To summarize some of the arguments against the proposal from
the
previous
threads, there are concerns about increasing the complexity of
the
Arrow
specification and the cost/burden of updating all of the Arrow
specifications to support them.
Where these discussions, both about several proposed new types
and
this
layout proposal, get to the core of Arrow is well expressed in
the
comments
on the previous thread by Raphael 3 and Pedro 4. Raphael asks:
"what
matters to people more, interoperability or best-in-class
performance?"
And
Pedro notes that because of the overhead of converting these
not-yet-Arrow
types to the Arrow C ABI is high enough that they've considered
abandoning
Arrow as their interchange format. So: on the one hand, we're
kinda
choosing which quality we're optimizing for, but on the other,
interoperability and performance are dependent on each other.
What I see that we're trying to do here is find a way to
expand the
Arrow
specification just enough so that Arrow becomes or remains the
in-memory
standard everywhere, but not so much that it creates too much
complexity
or
burden to implement. Expand too much and you get a fragmented
ecosystem
where everyone is writing subsets of the Arrow standard and so
nothing is
fully compatible and the whole premise is undermined. But
expand too
little
and projects will abandon the standard and we've also failed.
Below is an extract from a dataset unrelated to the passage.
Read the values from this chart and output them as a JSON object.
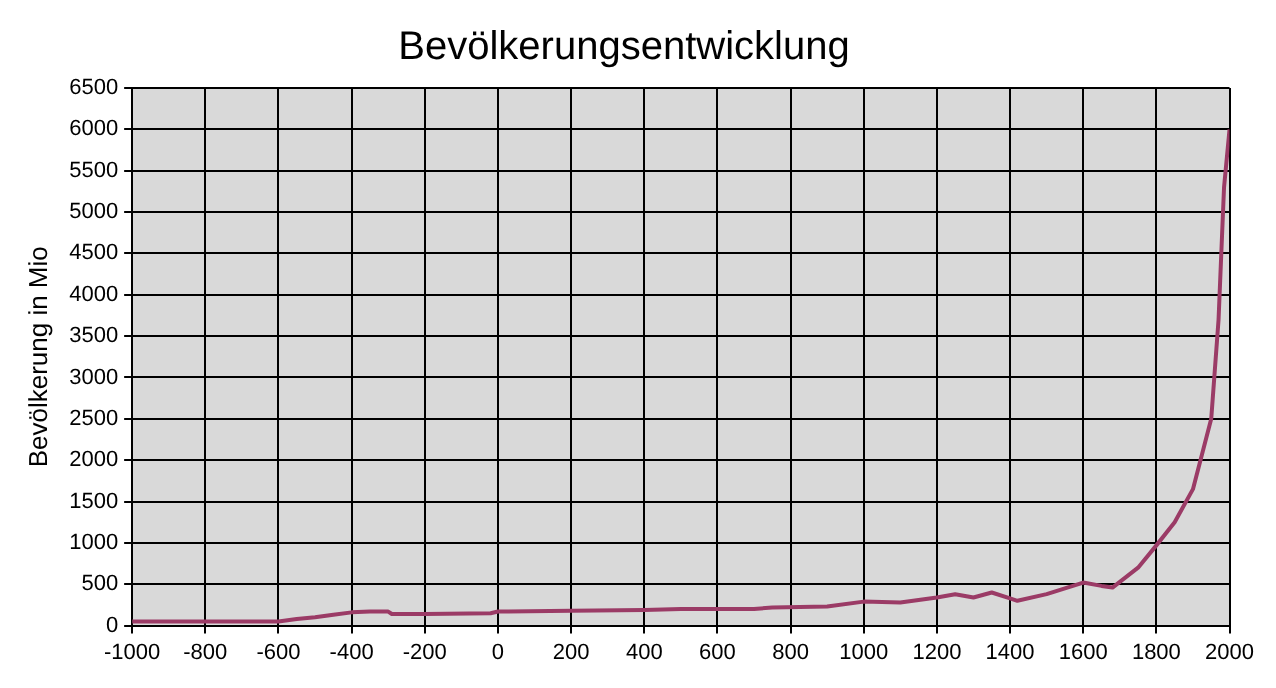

I don't have a tidy answer, but I wanted to acknowledge the
bigger
issues,
and see if this helps us reason about the various proposals on
the
table. I
wonder if the alternative layout proposal is the happy medium
that
adds
some complexity to the specification, but less than there
would be if
three
new types were added, and still meets the needs of projects
like
DuckDB,
Velox, and Gluten and gets them fully Arrow native.
Neal